Few things rankle your colleagues more than poor office etiquette and, it turns out, the worst thing you can do is use speakerphone in an open or shared office. This behavior drives 75 percent of women and 65 percent of men mad, according to a survey of 811 employees conducted by Signs.com, a company that creates customized signage and presentation materials.
In the era of open offices, any behavior that unnecessarily adds to the existing noise pollution, which so often comes with a large room full of people typing and talking, will irritate your coworkers the most. After speakerphone chats, the next most obnoxious thing you could do was gossip — 70 percent of woman and 66 percent of men saw this as unacceptable.
The fact that these two actions dominated the list only further supports what a study by Oxford Economics found last year: The noise levels in open offices have reached such heights that 63 percent of employees said they lacked quiet space for work, having a "negative effect on their productivity, satisfaction and well-being."
Of course, people may also hate gossip reasons besides the actual sound of it.
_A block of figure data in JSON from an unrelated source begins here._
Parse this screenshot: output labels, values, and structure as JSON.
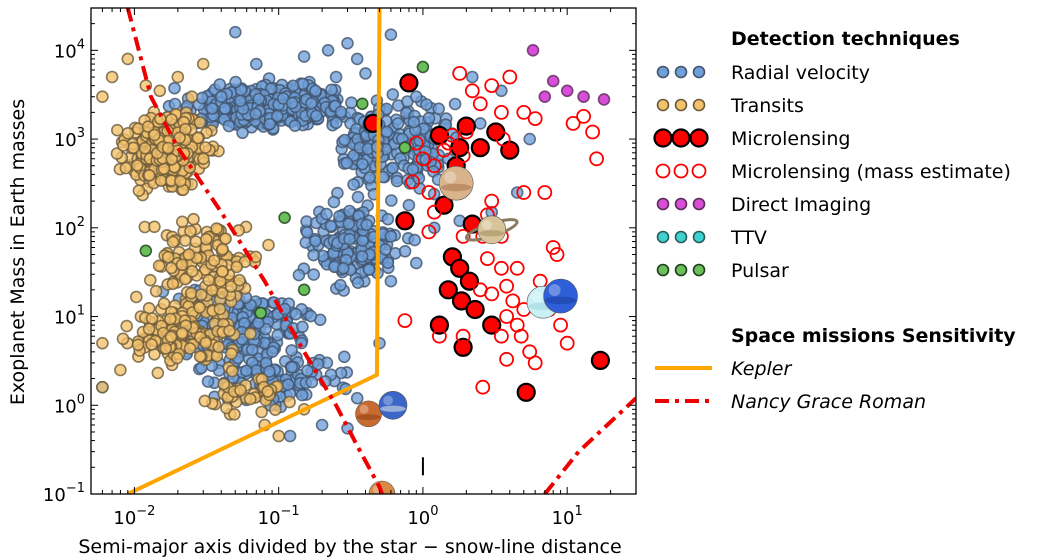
{
  "chart_data": {
    "type": "scatter",
    "xlabel": "Semi-major axis divided by the star − snow-line distance",
    "ylabel": "Exoplanet Mass in Earth masses",
    "xscale": "log",
    "yscale": "log",
    "xlim": [
      0.005,
      30
    ],
    "ylim": [
      0.1,
      30000
    ],
    "xticks": [
      {
        "value": 0.01,
        "base": "10",
        "exp": "−2"
      },
      {
        "value": 0.1,
        "base": "10",
        "exp": "−1"
      },
      {
        "value": 1,
        "base": "10",
        "exp": "0"
      },
      {
        "value": 10,
        "base": "10",
        "exp": "1"
      }
    ],
    "yticks": [
      {
        "value": 0.1,
        "base": "10",
        "exp": "−1"
      },
      {
        "value": 1,
        "base": "10",
        "exp": "0"
      },
      {
        "value": 10,
        "base": "10",
        "exp": "1"
      },
      {
        "value": 100,
        "base": "10",
        "exp": "2"
      },
      {
        "value": 1000,
        "base": "10",
        "exp": "3"
      },
      {
        "value": 10000,
        "base": "10",
        "exp": "4"
      }
    ],
    "legend_position": "right",
    "legend_title": "Detection techniques",
    "missions_title": "Space missions Sensitivity",
    "series": [
      {
        "name": "Radial velocity",
        "marker": "filled",
        "color": "#6f9fd8",
        "edge": "#41546b",
        "clusters": [
          {
            "count": 420,
            "x": [
              0.015,
              0.45
            ],
            "y": [
              1000,
              5000
            ],
            "seed": 11
          },
          {
            "count": 140,
            "x": [
              0.2,
              1.0
            ],
            "y": [
              200,
              4000
            ],
            "seed": 12
          },
          {
            "count": 220,
            "x": [
              0.01,
              0.25
            ],
            "y": [
              2,
              30
            ],
            "seed": 13
          },
          {
            "count": 160,
            "x": [
              0.1,
              1.0
            ],
            "y": [
              15,
              300
            ],
            "seed": 14
          },
          {
            "count": 100,
            "x": [
              0.02,
              0.4
            ],
            "y": [
              0.8,
              5
            ],
            "seed": 15
          },
          {
            "count": 80,
            "x": [
              0.5,
              2.0
            ],
            "y": [
              200,
              5000
            ],
            "seed": 16
          }
        ],
        "points": [
          {
            "x": 0.05,
            "y": 16000
          },
          {
            "x": 0.3,
            "y": 12000
          },
          {
            "x": 0.22,
            "y": 10000
          },
          {
            "x": 0.15,
            "y": 8500
          },
          {
            "x": 0.07,
            "y": 7000
          },
          {
            "x": 0.4,
            "y": 5500
          },
          {
            "x": 0.6,
            "y": 15000
          },
          {
            "x": 0.35,
            "y": 8000
          },
          {
            "x": 0.25,
            "y": 5000
          },
          {
            "x": 0.18,
            "y": 3500
          },
          {
            "x": 0.04,
            "y": 3000
          },
          {
            "x": 0.04,
            "y": 16
          },
          {
            "x": 0.8,
            "y": 180
          },
          {
            "x": 0.9,
            "y": 40
          },
          {
            "x": 0.6,
            "y": 25
          },
          {
            "x": 0.5,
            "y": 5
          },
          {
            "x": 0.35,
            "y": 1.2
          },
          {
            "x": 0.12,
            "y": 0.45
          },
          {
            "x": 0.3,
            "y": 0.55
          },
          {
            "x": 0.9,
            "y": 3000
          },
          {
            "x": 1.5,
            "y": 600
          },
          {
            "x": 3.0,
            "y": 150
          },
          {
            "x": 5.5,
            "y": 1000
          },
          {
            "x": 4.5,
            "y": 250
          },
          {
            "x": 1.2,
            "y": 100
          },
          {
            "x": 1.8,
            "y": 120
          },
          {
            "x": 2.5,
            "y": 1500
          },
          {
            "x": 3.5,
            "y": 3500
          },
          {
            "x": 2.2,
            "y": 5000
          },
          {
            "x": 0.006,
            "y": 1.6
          },
          {
            "x": 0.2,
            "y": 0.6
          },
          {
            "x": 0.6,
            "y": 80
          }
        ]
      },
      {
        "name": "Transits",
        "marker": "filled",
        "color": "#f4c26b",
        "edge": "#6b5a3a",
        "clusters": [
          {
            "count": 420,
            "x": [
              0.007,
              0.04
            ],
            "y": [
              200,
              2500
            ],
            "seed": 21
          },
          {
            "count": 140,
            "x": [
              0.01,
              0.1
            ],
            "y": [
              6,
              200
            ],
            "seed": 22
          },
          {
            "count": 130,
            "x": [
              0.006,
              0.08
            ],
            "y": [
              2,
              18
            ],
            "seed": 23
          },
          {
            "count": 40,
            "x": [
              0.02,
              0.2
            ],
            "y": [
              0.6,
              3
            ],
            "seed": 24
          }
        ],
        "points": [
          {
            "x": 0.009,
            "y": 8000
          },
          {
            "x": 0.02,
            "y": 5000
          },
          {
            "x": 0.012,
            "y": 4000
          },
          {
            "x": 0.007,
            "y": 5000
          },
          {
            "x": 0.006,
            "y": 3000
          },
          {
            "x": 0.015,
            "y": 3500
          },
          {
            "x": 0.025,
            "y": 3000
          },
          {
            "x": 0.03,
            "y": 7000
          },
          {
            "x": 0.006,
            "y": 1.6
          },
          {
            "x": 0.006,
            "y": 5
          },
          {
            "x": 0.008,
            "y": 2.5
          },
          {
            "x": 0.1,
            "y": 0.45
          },
          {
            "x": 0.08,
            "y": 0.6
          },
          {
            "x": 0.15,
            "y": 0.9
          }
        ]
      },
      {
        "name": "Microlensing",
        "marker": "filled-large",
        "color": "#ff0000",
        "edge": "#000000",
        "points": [
          {
            "x": 0.8,
            "y": 4300
          },
          {
            "x": 0.45,
            "y": 1500
          },
          {
            "x": 1.3,
            "y": 1100
          },
          {
            "x": 1.8,
            "y": 800
          },
          {
            "x": 2.0,
            "y": 1400
          },
          {
            "x": 2.5,
            "y": 800
          },
          {
            "x": 3.2,
            "y": 1200
          },
          {
            "x": 4.0,
            "y": 750
          },
          {
            "x": 1.7,
            "y": 500
          },
          {
            "x": 0.75,
            "y": 120
          },
          {
            "x": 1.4,
            "y": 180
          },
          {
            "x": 2.2,
            "y": 110
          },
          {
            "x": 1.6,
            "y": 47
          },
          {
            "x": 1.8,
            "y": 35
          },
          {
            "x": 2.1,
            "y": 25
          },
          {
            "x": 1.5,
            "y": 20
          },
          {
            "x": 1.85,
            "y": 15
          },
          {
            "x": 2.3,
            "y": 12
          },
          {
            "x": 1.3,
            "y": 8
          },
          {
            "x": 3.0,
            "y": 8
          },
          {
            "x": 1.9,
            "y": 4.5
          },
          {
            "x": 5.2,
            "y": 1.4
          },
          {
            "x": 17,
            "y": 3.2
          }
        ]
      },
      {
        "name": "Microlensing (mass estimate)",
        "marker": "hollow",
        "color": "#ff0000",
        "edge": "#ff0000",
        "points": [
          {
            "x": 1.8,
            "y": 5500
          },
          {
            "x": 2.2,
            "y": 3500
          },
          {
            "x": 3.0,
            "y": 4000
          },
          {
            "x": 4.0,
            "y": 5000
          },
          {
            "x": 5.0,
            "y": 2000
          },
          {
            "x": 6.0,
            "y": 1700
          },
          {
            "x": 11,
            "y": 1500
          },
          {
            "x": 13,
            "y": 1800
          },
          {
            "x": 15,
            "y": 1200
          },
          {
            "x": 2.5,
            "y": 2500
          },
          {
            "x": 3.5,
            "y": 2000
          },
          {
            "x": 2.0,
            "y": 1200
          },
          {
            "x": 1.6,
            "y": 1100
          },
          {
            "x": 1.5,
            "y": 900
          },
          {
            "x": 3.6,
            "y": 1000
          },
          {
            "x": 0.9,
            "y": 900
          },
          {
            "x": 1.0,
            "y": 600
          },
          {
            "x": 1.2,
            "y": 500
          },
          {
            "x": 1.4,
            "y": 750
          },
          {
            "x": 1.9,
            "y": 650
          },
          {
            "x": 1.1,
            "y": 250
          },
          {
            "x": 0.85,
            "y": 330
          },
          {
            "x": 5.0,
            "y": 250
          },
          {
            "x": 7.0,
            "y": 250
          },
          {
            "x": 16,
            "y": 600
          },
          {
            "x": 3.0,
            "y": 200
          },
          {
            "x": 1.2,
            "y": 150
          },
          {
            "x": 2.8,
            "y": 140
          },
          {
            "x": 1.9,
            "y": 80
          },
          {
            "x": 2.6,
            "y": 80
          },
          {
            "x": 3.5,
            "y": 80
          },
          {
            "x": 1.1,
            "y": 90
          },
          {
            "x": 2.8,
            "y": 45
          },
          {
            "x": 3.5,
            "y": 35
          },
          {
            "x": 4.5,
            "y": 35
          },
          {
            "x": 2.5,
            "y": 20
          },
          {
            "x": 3.0,
            "y": 18
          },
          {
            "x": 3.8,
            "y": 22
          },
          {
            "x": 4.2,
            "y": 15
          },
          {
            "x": 5.0,
            "y": 12
          },
          {
            "x": 4.5,
            "y": 8
          },
          {
            "x": 3.5,
            "y": 6
          },
          {
            "x": 4.8,
            "y": 6
          },
          {
            "x": 3.8,
            "y": 3.3
          },
          {
            "x": 5.5,
            "y": 4
          },
          {
            "x": 6.0,
            "y": 3
          },
          {
            "x": 2.6,
            "y": 1.6
          },
          {
            "x": 1.9,
            "y": 6
          },
          {
            "x": 1.3,
            "y": 6
          },
          {
            "x": 0.75,
            "y": 9
          },
          {
            "x": 8.0,
            "y": 60
          },
          {
            "x": 8.5,
            "y": 50
          },
          {
            "x": 6.5,
            "y": 25
          },
          {
            "x": 9.0,
            "y": 8
          },
          {
            "x": 10,
            "y": 5
          },
          {
            "x": 7.5,
            "y": 12
          },
          {
            "x": 3.8,
            "y": 10
          }
        ]
      },
      {
        "name": "Direct Imaging",
        "marker": "filled",
        "color": "#d94ed9",
        "edge": "#5a2b5a",
        "points": [
          {
            "x": 5.8,
            "y": 10000
          },
          {
            "x": 8.0,
            "y": 4500
          },
          {
            "x": 10.0,
            "y": 3500
          },
          {
            "x": 7.0,
            "y": 3000
          },
          {
            "x": 13.0,
            "y": 3000
          },
          {
            "x": 18.0,
            "y": 2800
          }
        ]
      },
      {
        "name": "TTV",
        "marker": "filled",
        "color": "#3fd2d2",
        "edge": "#2b5a5a",
        "points": []
      },
      {
        "name": "Pulsar",
        "marker": "filled",
        "color": "#6abf5a",
        "edge": "#1e3d1a",
        "points": [
          {
            "x": 1.0,
            "y": 6500
          },
          {
            "x": 0.38,
            "y": 2500
          },
          {
            "x": 0.75,
            "y": 800
          },
          {
            "x": 0.012,
            "y": 55
          },
          {
            "x": 0.11,
            "y": 130
          },
          {
            "x": 0.15,
            "y": 20
          },
          {
            "x": 0.075,
            "y": 11
          }
        ]
      }
    ],
    "missions": [
      {
        "name": "Kepler",
        "color": "#ffa500",
        "style": "solid",
        "path": [
          [
            0.009,
            0.1
          ],
          [
            0.48,
            2.2
          ],
          [
            0.5,
            30000
          ]
        ]
      },
      {
        "name": "Nancy Grace Roman",
        "color": "#ee0000",
        "style": "dashdot",
        "path": [
          [
            0.009,
            30000
          ],
          [
            0.013,
            3000
          ],
          [
            0.02,
            800
          ],
          [
            0.04,
            150
          ],
          [
            0.08,
            25
          ],
          [
            0.15,
            4
          ],
          [
            0.25,
            1.0
          ],
          [
            0.35,
            0.35
          ],
          [
            0.5,
            0.12
          ],
          [
            0.52,
            0.1
          ]
        ],
        "path2": [
          [
            7.0,
            0.1
          ],
          [
            12.0,
            0.3
          ],
          [
            20.0,
            0.65
          ],
          [
            30.0,
            1.2
          ]
        ]
      }
    ],
    "solar_system": [
      {
        "name": "Jupiter",
        "x": 1.7,
        "y": 318,
        "fill": "#d9b38c",
        "band": "#a8714a",
        "r": 17
      },
      {
        "name": "Saturn",
        "x": 3.0,
        "y": 95,
        "fill": "#d8c49a",
        "band": "#a28a60",
        "r": 14,
        "ring": true
      },
      {
        "name": "Uranus",
        "x": 6.8,
        "y": 14.5,
        "fill": "#c8f0f5",
        "band": "#9ed6de",
        "r": 16
      },
      {
        "name": "Neptune",
        "x": 9.0,
        "y": 17,
        "fill": "#2f5fd8",
        "band": "#1c3c9a",
        "r": 17
      },
      {
        "name": "Mars",
        "x": 0.42,
        "y": 0.8,
        "fill": "#c96a30",
        "band": "#8a3f18",
        "r": 13
      },
      {
        "name": "Earth",
        "x": 0.62,
        "y": 1.0,
        "fill": "#3a66c8",
        "band": "#e8e8e8",
        "r": 14
      },
      {
        "name": "Venus",
        "x": 0.52,
        "y": 0.1,
        "fill": "#d98a45",
        "band": "#f0c08a",
        "r": 13
      }
    ],
    "snow_line_marker": {
      "x": 1.0,
      "y": 0.2,
      "label": "I"
    }
  }
}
Such petty and unpleasant talk tends to divide offices, alienate employees, lower morale and depress productivity — all things no worker or manager wants.
As a side effect of that noise and the lack of privacy in open offices, many employees have significantly less face-to-face interaction, as much as 70 percent less than when they have spatial boundaries, according to studies recently published by The Harvard Business School. Instead, they turn to electronic communications, which can surge in usage by as much as 50 percent when a business moves to an open floor-plan.
That reliance on digital communication likely helps explain why workers take their formatting and inbox flow so seriously. Almost 70 percent of women and 62 percent of men found that using all caps in digital messages, be it in Slack or email, was irritating and unacceptable. While 65 percent of woman and men found that using the "reply-all feature" to respond to messages not all team members actually needed to be included on was another huge pet peeve.
Sending emails to the entire team, improperly using bold or italics in messages, and sending joke emails to the entire team will also piss off just under half of your coworkers.